Bis zum Horizont, immer weiter

Vor allem die Animationen von "Happy Feet" sind liebevoll gestaltet. In einigen Sequenzen kann man die computeranimierten Pinguine nicht von ihren lebenden Vorbildern aus "Die Reise der Pinguine" unterscheiden. Auch die Kameraführung ist gelungen. Kein anderer Animationsfilm hat jemals mit so vielen verschiedenen Blickwinkeln gearbeitet wie "Happy Feet". Wie in einem richtigen Film zoomen Szenen heran und wechseln zwischen Nah- zu Panoramaaufnahmen. So erlebt man hautnah die wilde Abfahrt durch einen Eistunnel mit und überblickt eine riesige Seeelefanten-Kolonie bis zum Horizont.

"Happy Feet" brilliert aber nicht nur durch Technik, sondern durch Rhythmusgefühl. Mumble tippelt mit den Füßen fröhlich über das Eis und sorgt mit seinem Pinguin-Stepptanz für herzhaftes Lachen. Bei Songs wie "My Way" von Frank Sinatra oder "Hit me up" von Gia Farrell wippt man auf den Kinosesseln mit. Wenn dann zehntausende Pinguine sich im Takt über das Eis bewegen, möchte man am liebsten aufspringen und mittanzen.

Aufruf für mehr Umweltschutz

Nach zwei Dritteln des Films ist man überzeugt, den ersten wirklich guten computeranimierten Film seit "Die Unglaublichen" zu sehen. Diese Euphorie hält aber nicht lange.
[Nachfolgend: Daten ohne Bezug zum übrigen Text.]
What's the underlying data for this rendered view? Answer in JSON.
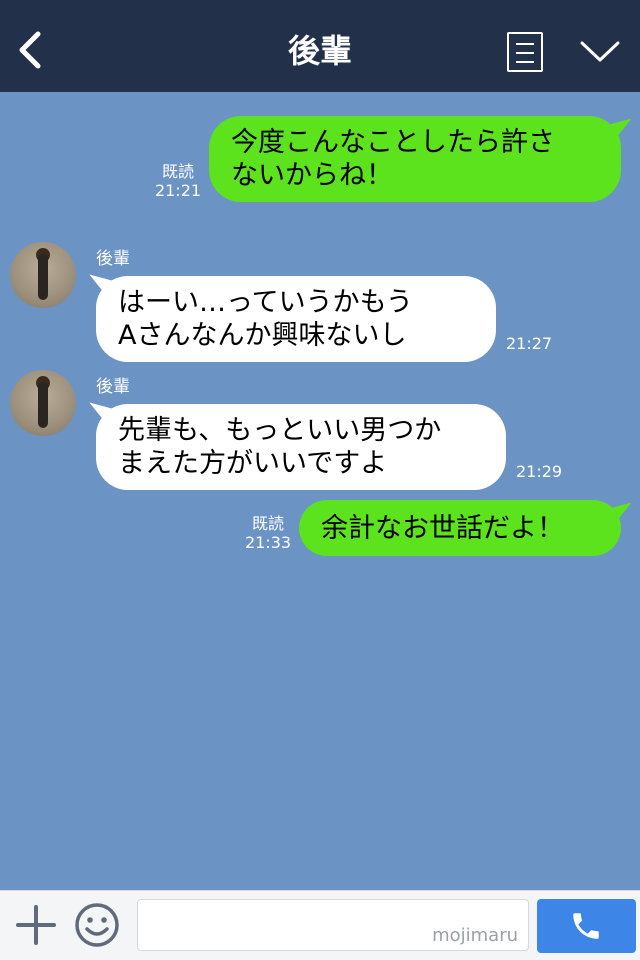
{
  "header": {
    "title": "後輩"
  },
  "messages": [
    {
      "side": "me",
      "lines": [
        "今度こんなことしたら許さ",
        "ないからね！"
      ],
      "read": "既読",
      "time": "21:21"
    },
    {
      "side": "them",
      "sender": "後輩",
      "lines": [
        "はーい…っていうかもう",
        "Aさんなんか興味ないし"
      ],
      "time": "21:27"
    },
    {
      "side": "them",
      "sender": "後輩",
      "lines": [
        "先輩も、もっといい男つか",
        "まえた方がいいですよ"
      ],
      "time": "21:29"
    },
    {
      "side": "me",
      "lines": [
        "余計なお世話だよ！"
      ],
      "read": "既読",
      "time": "21:33"
    }
  ],
  "input": {
    "watermark": "mojimaru"
  },
  "colors": {
    "header": "#22304a",
    "background": "#6b93c4",
    "my_bubble": "#5de21e",
    "their_bubble": "#ffffff",
    "call_button": "#3d86e8"
  },
  "icons": {
    "back": "chevron-left-icon",
    "notes": "notes-icon",
    "menu": "chevron-down-icon",
    "add": "plus-icon",
    "emoji": "smiley-icon",
    "call": "phone-icon"
  }
}
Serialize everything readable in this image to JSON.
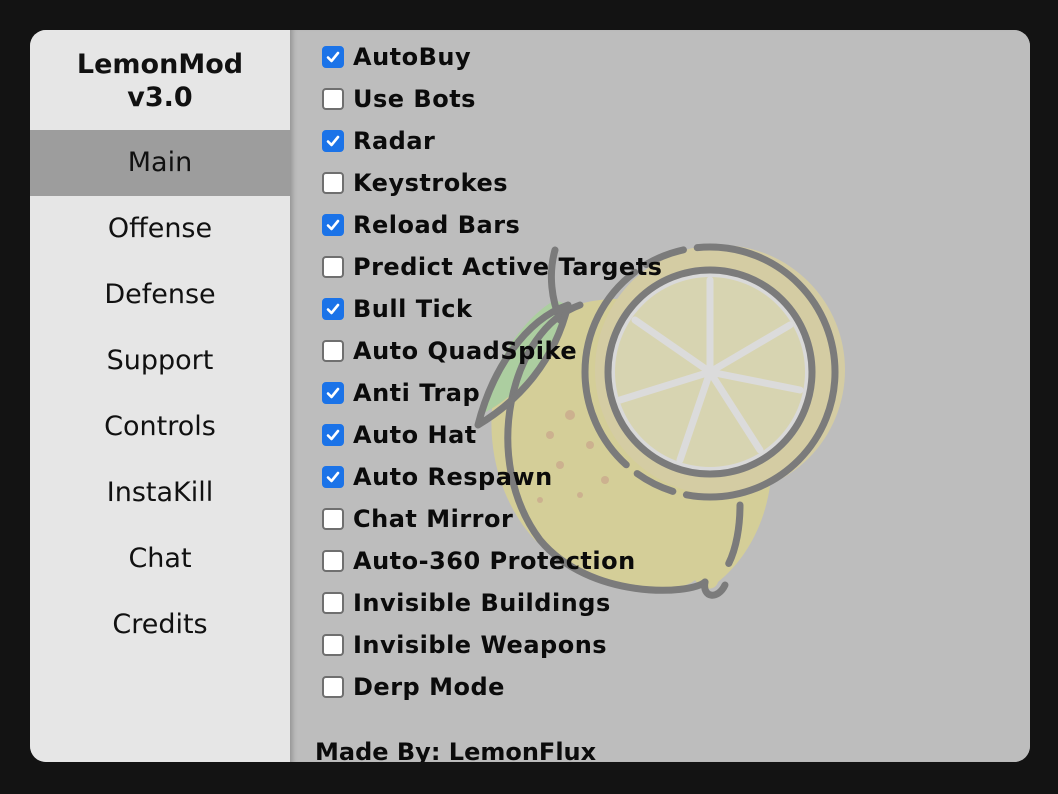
{
  "app": {
    "title": "LemonMod v3.0"
  },
  "sidebar": {
    "title_line1": "LemonMod",
    "title_line2": "v3.0",
    "active": "Main",
    "items": [
      {
        "label": "Main"
      },
      {
        "label": "Offense"
      },
      {
        "label": "Defense"
      },
      {
        "label": "Support"
      },
      {
        "label": "Controls"
      },
      {
        "label": "InstaKill"
      },
      {
        "label": "Chat"
      },
      {
        "label": "Credits"
      }
    ]
  },
  "main": {
    "options": [
      {
        "label": "AutoBuy",
        "checked": true
      },
      {
        "label": "Use Bots",
        "checked": false
      },
      {
        "label": "Radar",
        "checked": true
      },
      {
        "label": "Keystrokes",
        "checked": false
      },
      {
        "label": "Reload Bars",
        "checked": true
      },
      {
        "label": "Predict Active Targets",
        "checked": false
      },
      {
        "label": "Bull Tick",
        "checked": true
      },
      {
        "label": "Auto QuadSpike",
        "checked": false
      },
      {
        "label": "Anti Trap",
        "checked": true
      },
      {
        "label": "Auto Hat",
        "checked": true
      },
      {
        "label": "Auto Respawn",
        "checked": true
      },
      {
        "label": "Chat Mirror",
        "checked": false
      },
      {
        "label": "Auto-360 Protection",
        "checked": false
      },
      {
        "label": "Invisible Buildings",
        "checked": false
      },
      {
        "label": "Invisible Weapons",
        "checked": false
      },
      {
        "label": "Derp Mode",
        "checked": false
      }
    ],
    "footer": "Made By: LemonFlux"
  },
  "colors": {
    "checkbox_checked": "#1b73e8",
    "sidebar_bg": "#e6e6e6",
    "sidebar_active_bg": "#9d9d9d",
    "content_bg": "#bdbdbd"
  },
  "icons": {
    "background_watermark": "lemon-icon",
    "checkmark": "checkmark-icon"
  }
}
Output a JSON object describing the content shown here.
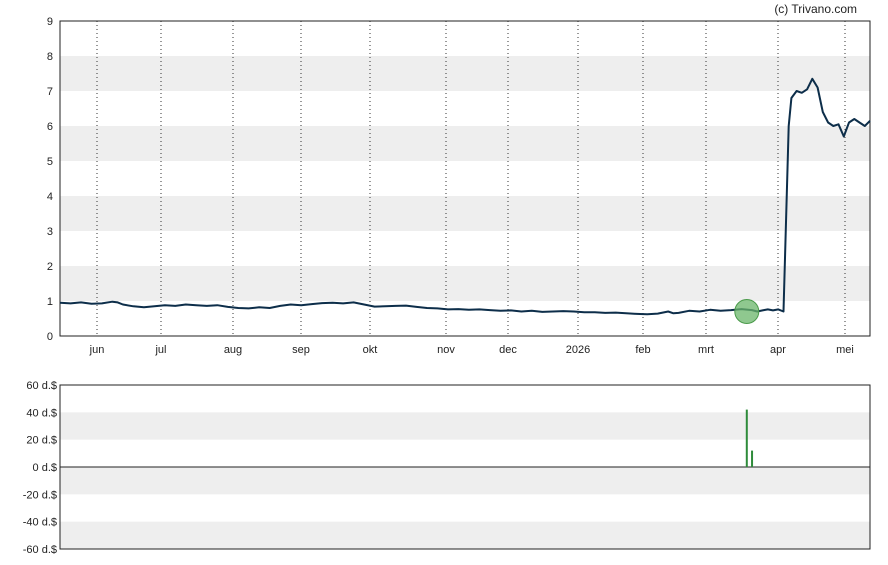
{
  "credit": "(c) Trivano.com",
  "chart_data": [
    {
      "type": "line",
      "ylim": [
        0,
        9
      ],
      "yticks": [
        "0",
        "1",
        "2",
        "3",
        "4",
        "5",
        "6",
        "7",
        "8",
        "9"
      ],
      "xticks": [
        "jun",
        "jul",
        "aug",
        "sep",
        "okt",
        "nov",
        "dec",
        "2026",
        "feb",
        "mrt",
        "apr",
        "mei"
      ],
      "grid": true,
      "line_color": "#0d2e4a",
      "band_color": "#eeeeee",
      "series": [
        {
          "x": [
            0,
            4,
            8,
            12,
            16,
            20,
            22,
            24,
            28,
            32,
            36,
            40,
            44,
            48,
            52,
            56,
            60,
            64,
            68,
            72,
            76,
            80,
            84,
            88,
            92,
            96,
            100,
            104,
            108,
            112,
            116,
            120,
            124,
            128,
            132,
            136,
            140,
            144,
            148,
            152,
            156,
            160,
            164,
            168,
            172,
            176,
            180,
            184,
            188,
            192,
            196,
            200,
            204,
            208,
            212,
            216,
            220,
            224,
            228,
            232,
            234,
            236,
            240,
            244,
            248,
            252,
            256,
            260,
            264,
            266,
            268,
            270,
            272,
            274,
            276,
            278,
            279,
            281,
            283,
            285,
            287,
            289,
            291,
            293,
            295,
            297,
            299,
            301,
            303,
            305,
            307,
            309
          ],
          "values": [
            0.95,
            0.93,
            0.96,
            0.92,
            0.93,
            0.98,
            0.96,
            0.9,
            0.85,
            0.82,
            0.85,
            0.88,
            0.86,
            0.9,
            0.88,
            0.86,
            0.88,
            0.83,
            0.8,
            0.79,
            0.82,
            0.8,
            0.86,
            0.9,
            0.88,
            0.91,
            0.94,
            0.95,
            0.93,
            0.96,
            0.9,
            0.84,
            0.85,
            0.86,
            0.87,
            0.83,
            0.8,
            0.79,
            0.76,
            0.77,
            0.75,
            0.76,
            0.74,
            0.72,
            0.73,
            0.7,
            0.72,
            0.69,
            0.7,
            0.71,
            0.7,
            0.68,
            0.68,
            0.66,
            0.67,
            0.65,
            0.63,
            0.62,
            0.64,
            0.7,
            0.65,
            0.66,
            0.72,
            0.7,
            0.75,
            0.72,
            0.74,
            0.77,
            0.74,
            0.7,
            0.73,
            0.76,
            0.73,
            0.76,
            0.7,
            6.0,
            6.8,
            7.0,
            6.95,
            7.05,
            7.35,
            7.1,
            6.4,
            6.1,
            6.0,
            6.05,
            5.7,
            6.1,
            6.2,
            6.1,
            6.0,
            6.15
          ]
        }
      ],
      "marker": {
        "x": 262,
        "value": 0.7,
        "color": "#6ab56a"
      }
    },
    {
      "type": "bar",
      "ylim": [
        -60,
        60
      ],
      "yticks": [
        "60 d.$",
        "40 d.$",
        "20 d.$",
        "0 d.$",
        "-20 d.$",
        "-40 d.$",
        "-60 d.$"
      ],
      "bar_color": "#2e8b3a",
      "x": [
        262,
        264
      ],
      "values": [
        42,
        12
      ]
    }
  ]
}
Im letzten Teil entwickelt sich die Handlung nicht mehr stringent, die Aussage verändert sich schlagartig - von Liebe und Anderssein hin zur ökologischen Thematik über die Ausrottung einer Tierart. Dieser abrupte Themen- und Tonwechsel wird dem Zuschauer ohne Vorwarnung an den Kopf geknallt.

Insgesamt versucht "Happy Feet" einfach, zu viele Ideen auf 108 Minuten Spielzeit zu vereinen. Der Film will gleichzeitig Komödie, Romanze, Absage an religiösen Fundamentalismus, Aufruf zu mehr Selbstbewusstsein und schließlich auch Warnung vor Umweltzerstörung sein. Wenn sich das Pop-Musical mit seiner heiteren Tonart im letzten Filmdrittel zum Ökomärchen mit Greenpeace-Touch wandelt, meint der Zuschauer, mindestens zwei verschiedene Filme in einem gesehen zu haben.

Letztlich verlässt man den Kinosaal ziemlich verwirrt. Soll die Botschaft des Films nun lauten: Wir schützen Tiere, die etwas Besonderes können? Also frei nach dem Motto: Tanz oder stirb, du Pinguin? Gut, dass Kinder unter zehn Jahren das nicht erfassen und alle anderen fragen können, ob das tatsächlich ernst gemeint sein soll.